A: When a glue joint is formed, there are two components to its ultimate strength. One component is the mechanical strength that results because the two pieces of wood are full of nooks and crannies. The glue fills these spaces and then solidifies. (Analogy: Think of a puzzle that has interlocking pieces. This interlocking provides some strength.) If you try to slip the one piece that has been glued past the other, the solid glue that fills the nooks and crannies will resist this shearing movement very well.

However, if you try to pull this joint apart (that is, put it under tension), these small nooks and crannies are not very strong in tension and so the joint will fail easily. What builds up tension strength (or pulling apart rather than shear strength) is the chemical bonding between the wood and the adhesive. So, the second component of a strong glue bond is chemical strength.
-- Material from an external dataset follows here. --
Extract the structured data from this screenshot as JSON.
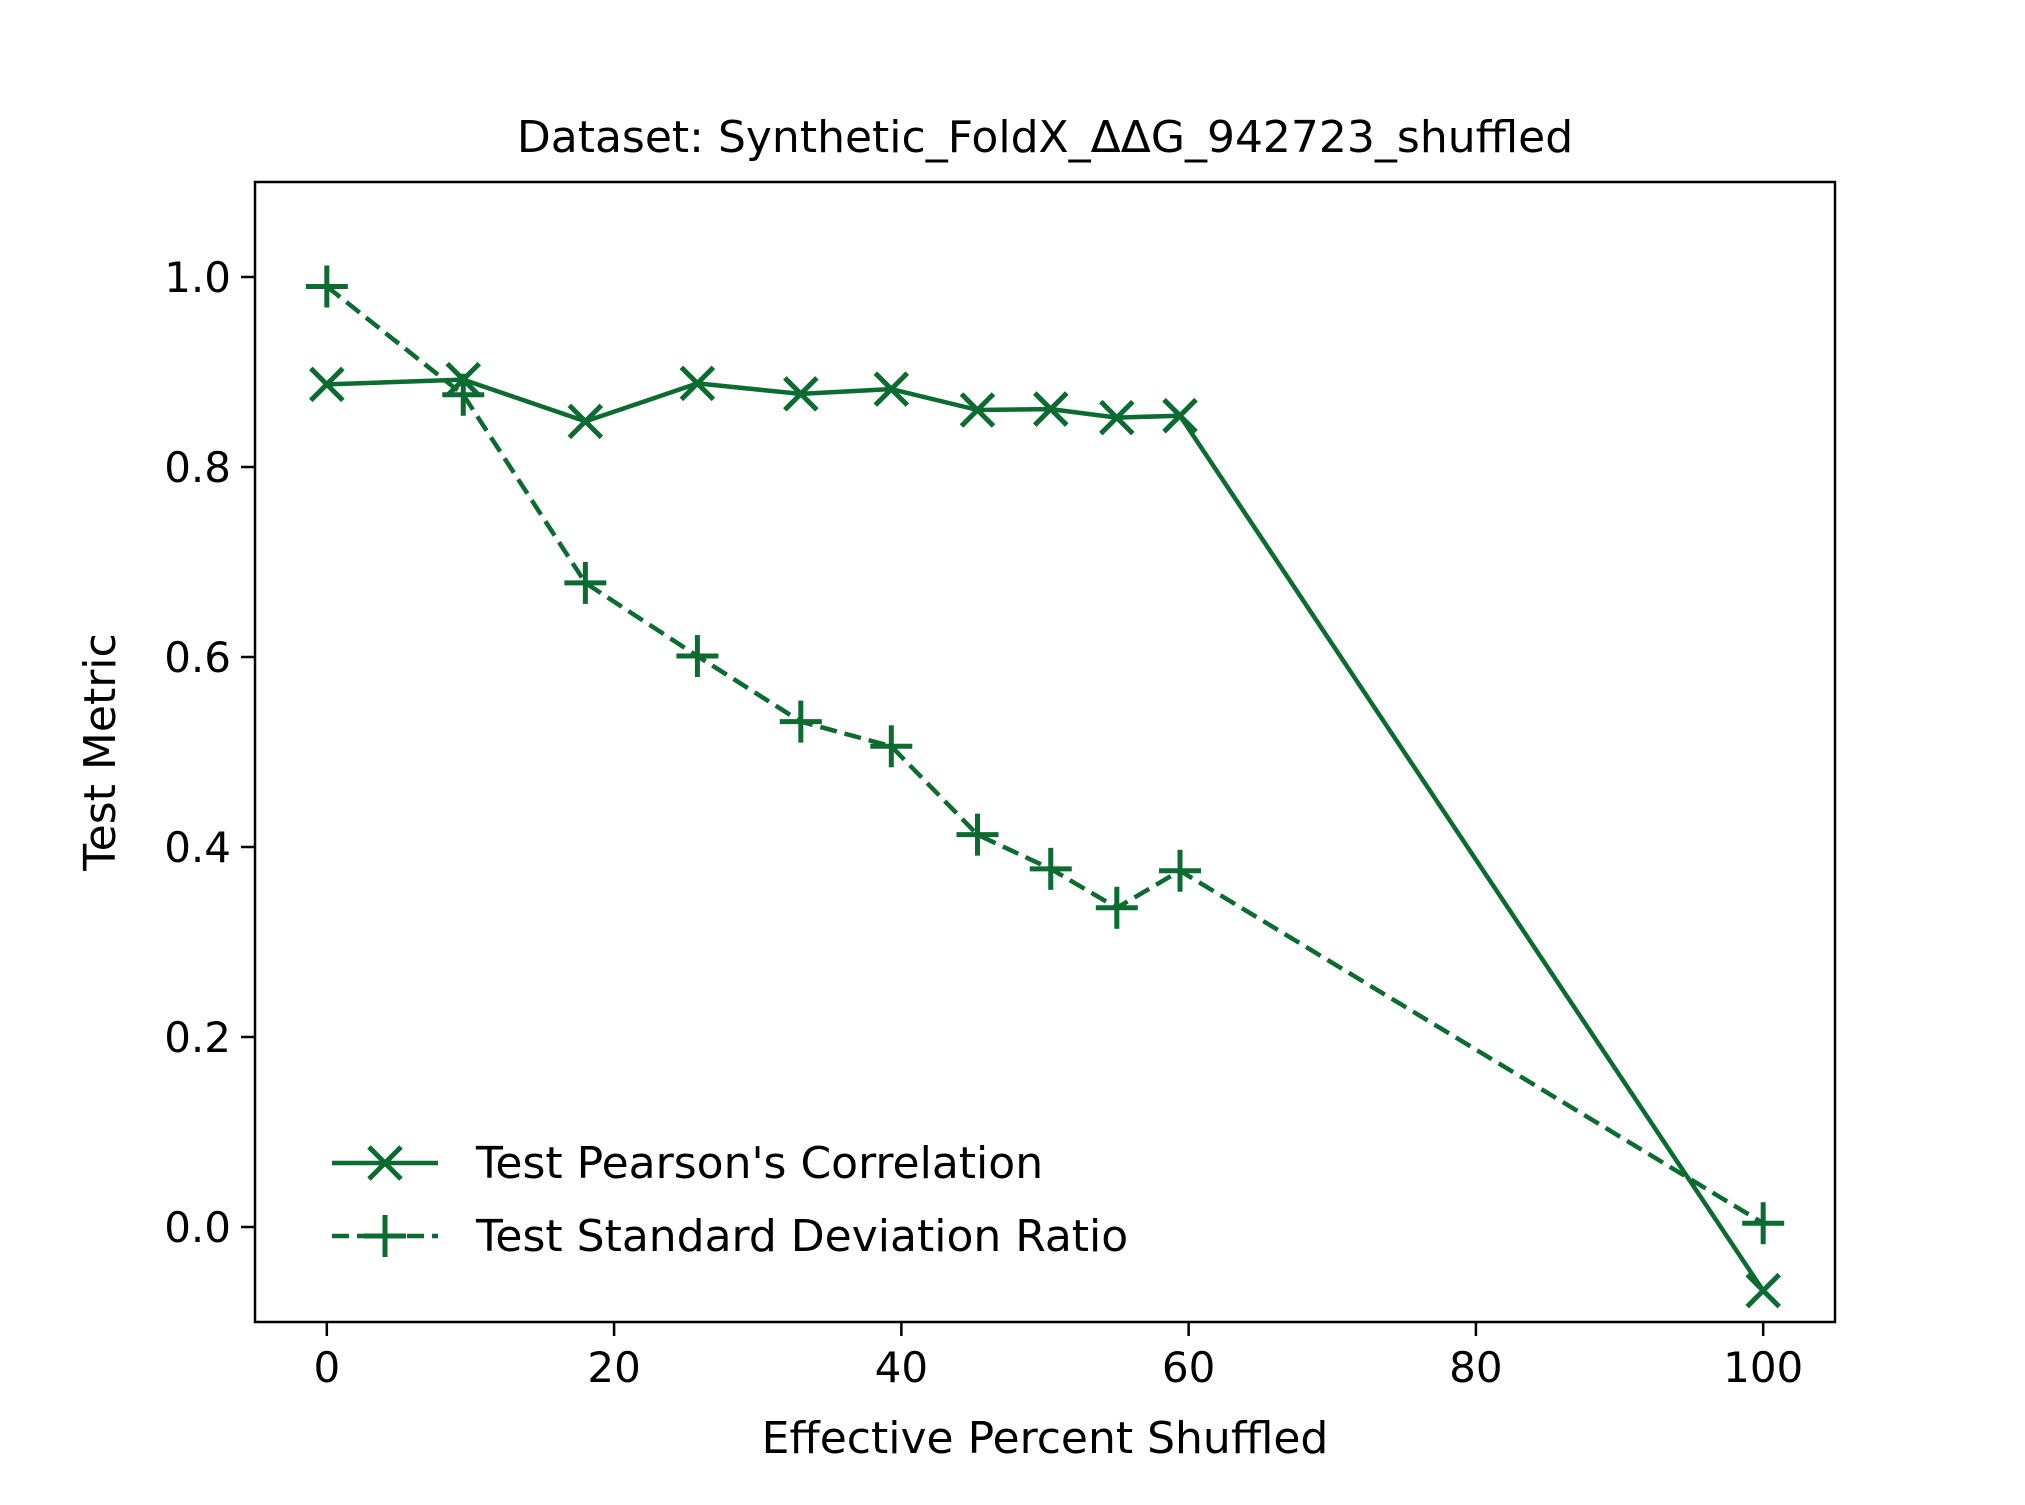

Unless the surface to be glued is very fuzzy or is damaged, or if there is a lack of glue or adequate pressure, the mechanical bonding will occur 100 percent of the time. The chemical bonding will occur only if the wood is receptive; that is, if the bonding sites are not oily, occupied with dust or moisture, and so on.

(In all the years I have worked in troubleshooting, I have seen a gluing problem related to the adhesive only twice; all the other times, the problem is related to the wood itself.) If I were you, I would be interested in this tension strength of my joint, as this is what is failing when you have a weak joint. The shear test is not what you need. Instead, use a tension test.